Oruç, diğer ibadetlerden çok farklı.
Gerek mahiyeti, gerek süresi, gerekse insan ve hayat üzerindeki işlev ve etkileri bakımından diğer ibadetlere benzemiyor oruç.
Oruç ayı Ramazan’ın İslâm’ın özü ve özeti olması, orucun nev-i şahsına münhasır bir ibadet olmasını sağlıyor.
Sarsıcı ama sarıp sarmalayıcı bir ibadet oruç.
Hayata müdahale ediyor, hayatın akışına müdahale ediyor, bütün alışkanlıklarımıza müdahale ediyor, hayat düzenimizi durduruyor ve her şeyi silbaştan kurduruyor...
“Simülasyona hayır” diye oruç.
Bu, çağın insanını sarsacak, silkeleyip kendine getirecek bir meydan okumadır çağa. Hele de simülasyonlar, ayartılar, imajlar, görüntüler çağına!
Evet, oruç “simülasyona hayır!” diyor. Bir insan orucu ya tutuyordur ya da tutmuyordur.
Oruç tutan, “Allah emrediyor, ben de ona itaat ediyorum, onun için aç, susuz kalıyorum, dünyevî, cismânî hazları terkediyorum, kendime yöneliyorum, kendime yönelerek Rabbime yönelmiş oluyorum.”
Oruç tutmayan, hele de milletin ortasında, hiç bir saygı göstermeden, hayanın nasıl yırtıldığını gösterircesine, açıkça ve açıktan ve de meydan okurcasına oruç yiyen kişi sanki Allah’a şöyle diyor gibidir: (Gibisi fazla aslında!): “Senin emrini dinlemiyorum. Takmıyorum seni!” diyordur.
İSTANBUL TERKETTİ ORUCU...
İstanbul orucu terketti bile.
Ruh sırra kadem bastı, gitti. Şehir çölleşti...
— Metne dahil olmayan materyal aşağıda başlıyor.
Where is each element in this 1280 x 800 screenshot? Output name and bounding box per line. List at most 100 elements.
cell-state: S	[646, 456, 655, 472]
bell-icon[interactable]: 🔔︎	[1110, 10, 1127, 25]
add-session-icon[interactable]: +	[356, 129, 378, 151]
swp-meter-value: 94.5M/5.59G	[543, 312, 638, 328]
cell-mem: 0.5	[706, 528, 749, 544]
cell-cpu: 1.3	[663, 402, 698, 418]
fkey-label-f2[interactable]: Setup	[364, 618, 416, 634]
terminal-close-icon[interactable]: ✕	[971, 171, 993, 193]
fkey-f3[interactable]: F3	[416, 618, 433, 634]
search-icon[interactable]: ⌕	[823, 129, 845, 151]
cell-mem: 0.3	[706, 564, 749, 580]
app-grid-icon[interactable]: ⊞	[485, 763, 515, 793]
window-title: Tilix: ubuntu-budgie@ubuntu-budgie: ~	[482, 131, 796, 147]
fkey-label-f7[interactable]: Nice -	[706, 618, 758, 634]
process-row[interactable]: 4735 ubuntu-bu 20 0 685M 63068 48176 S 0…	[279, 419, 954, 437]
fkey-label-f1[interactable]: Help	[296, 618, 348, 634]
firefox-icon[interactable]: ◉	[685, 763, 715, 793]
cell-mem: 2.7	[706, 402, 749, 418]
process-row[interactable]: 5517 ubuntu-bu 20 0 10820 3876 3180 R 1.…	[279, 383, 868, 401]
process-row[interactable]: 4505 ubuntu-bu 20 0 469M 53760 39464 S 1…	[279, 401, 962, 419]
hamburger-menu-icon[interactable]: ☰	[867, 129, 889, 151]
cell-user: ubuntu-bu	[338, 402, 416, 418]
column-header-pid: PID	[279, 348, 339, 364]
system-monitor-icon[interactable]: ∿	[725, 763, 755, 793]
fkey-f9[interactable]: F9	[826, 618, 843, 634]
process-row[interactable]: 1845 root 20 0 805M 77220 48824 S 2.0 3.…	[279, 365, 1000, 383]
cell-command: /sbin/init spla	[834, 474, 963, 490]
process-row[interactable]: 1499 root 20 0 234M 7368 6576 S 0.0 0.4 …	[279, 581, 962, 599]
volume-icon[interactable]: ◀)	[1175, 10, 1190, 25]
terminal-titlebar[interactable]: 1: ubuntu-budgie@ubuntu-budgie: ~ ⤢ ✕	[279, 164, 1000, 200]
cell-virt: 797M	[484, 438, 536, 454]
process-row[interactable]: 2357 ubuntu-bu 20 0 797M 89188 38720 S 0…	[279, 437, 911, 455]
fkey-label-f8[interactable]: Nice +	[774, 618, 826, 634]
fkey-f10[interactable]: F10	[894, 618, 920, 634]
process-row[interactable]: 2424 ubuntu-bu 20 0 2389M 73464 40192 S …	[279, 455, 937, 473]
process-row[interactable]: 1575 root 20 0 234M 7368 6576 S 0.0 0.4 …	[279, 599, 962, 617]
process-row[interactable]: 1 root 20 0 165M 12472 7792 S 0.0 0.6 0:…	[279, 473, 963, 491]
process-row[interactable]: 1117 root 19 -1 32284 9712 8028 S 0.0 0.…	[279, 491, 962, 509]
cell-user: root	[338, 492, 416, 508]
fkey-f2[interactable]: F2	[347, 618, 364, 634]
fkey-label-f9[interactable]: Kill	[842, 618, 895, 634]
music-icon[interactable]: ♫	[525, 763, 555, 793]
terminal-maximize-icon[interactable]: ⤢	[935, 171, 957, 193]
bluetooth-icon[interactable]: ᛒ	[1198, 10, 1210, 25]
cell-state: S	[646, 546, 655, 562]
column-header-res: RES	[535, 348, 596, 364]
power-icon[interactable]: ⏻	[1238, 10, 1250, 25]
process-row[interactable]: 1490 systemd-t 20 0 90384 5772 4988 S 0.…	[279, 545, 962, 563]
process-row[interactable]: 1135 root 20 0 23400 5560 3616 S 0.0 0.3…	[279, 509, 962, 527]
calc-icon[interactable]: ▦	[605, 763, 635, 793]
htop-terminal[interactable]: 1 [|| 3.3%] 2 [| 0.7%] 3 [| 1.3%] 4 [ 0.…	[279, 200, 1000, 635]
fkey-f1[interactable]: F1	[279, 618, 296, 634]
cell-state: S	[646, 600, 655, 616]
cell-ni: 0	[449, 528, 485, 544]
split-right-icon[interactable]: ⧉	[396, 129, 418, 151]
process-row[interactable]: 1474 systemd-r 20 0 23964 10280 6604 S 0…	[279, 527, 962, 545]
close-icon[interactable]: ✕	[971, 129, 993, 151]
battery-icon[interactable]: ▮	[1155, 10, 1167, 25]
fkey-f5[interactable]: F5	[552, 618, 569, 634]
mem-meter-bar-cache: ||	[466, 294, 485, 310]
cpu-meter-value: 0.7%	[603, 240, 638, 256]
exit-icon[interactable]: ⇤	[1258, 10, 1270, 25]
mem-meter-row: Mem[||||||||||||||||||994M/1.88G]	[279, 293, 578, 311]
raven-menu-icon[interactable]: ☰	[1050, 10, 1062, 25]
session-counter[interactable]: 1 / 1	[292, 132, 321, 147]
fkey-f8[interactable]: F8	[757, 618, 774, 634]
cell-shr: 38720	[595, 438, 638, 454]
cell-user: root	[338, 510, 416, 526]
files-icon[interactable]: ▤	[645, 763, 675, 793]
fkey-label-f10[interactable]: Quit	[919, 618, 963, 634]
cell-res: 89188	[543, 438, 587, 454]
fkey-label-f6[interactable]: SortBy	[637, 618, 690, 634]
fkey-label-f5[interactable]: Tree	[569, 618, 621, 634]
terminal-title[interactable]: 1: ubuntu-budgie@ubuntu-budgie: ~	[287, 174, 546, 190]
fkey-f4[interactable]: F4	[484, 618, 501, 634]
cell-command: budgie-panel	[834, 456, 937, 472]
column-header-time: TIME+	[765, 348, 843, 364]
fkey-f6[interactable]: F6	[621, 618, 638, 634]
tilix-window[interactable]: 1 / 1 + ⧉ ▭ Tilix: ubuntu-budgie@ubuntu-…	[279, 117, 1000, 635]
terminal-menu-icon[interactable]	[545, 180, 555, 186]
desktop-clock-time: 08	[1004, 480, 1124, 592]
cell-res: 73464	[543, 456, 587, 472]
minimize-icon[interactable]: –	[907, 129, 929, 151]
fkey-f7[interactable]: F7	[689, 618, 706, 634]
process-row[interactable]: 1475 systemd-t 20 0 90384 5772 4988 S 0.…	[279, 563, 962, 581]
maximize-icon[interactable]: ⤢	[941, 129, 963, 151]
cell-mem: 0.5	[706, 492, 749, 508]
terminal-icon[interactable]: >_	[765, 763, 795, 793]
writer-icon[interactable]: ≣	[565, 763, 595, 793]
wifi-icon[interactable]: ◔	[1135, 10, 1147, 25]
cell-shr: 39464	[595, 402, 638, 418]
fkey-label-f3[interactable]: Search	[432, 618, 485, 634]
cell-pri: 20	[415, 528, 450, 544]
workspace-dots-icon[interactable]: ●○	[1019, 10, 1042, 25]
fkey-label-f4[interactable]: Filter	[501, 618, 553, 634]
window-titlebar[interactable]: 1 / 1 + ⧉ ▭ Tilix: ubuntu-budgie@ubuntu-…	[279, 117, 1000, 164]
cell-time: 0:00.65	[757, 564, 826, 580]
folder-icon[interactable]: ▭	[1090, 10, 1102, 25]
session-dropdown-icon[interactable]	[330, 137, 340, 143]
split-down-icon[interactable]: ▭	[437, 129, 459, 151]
Biz İstanbul’a ölümcül darbeyi vurdukça, İstanbul’un ruhunu yok edecek cinayetlere imza attıkça, İstanbul’un o Medine’den süt emen ahlâk, kardeşlik, yardımseverlik gibi güzel hasletlerini kaybettikçe, kuşatıcı, kucaklayıcı, insanı sarıp sarmalayıcı o asil ama mütevazı mimarî dokusunu, kokusunu, yapısını ve ruhunu katlettikçe, İstanbul kahrından ölüyor kaç kez her Allah’ın günü, can çekişiyor...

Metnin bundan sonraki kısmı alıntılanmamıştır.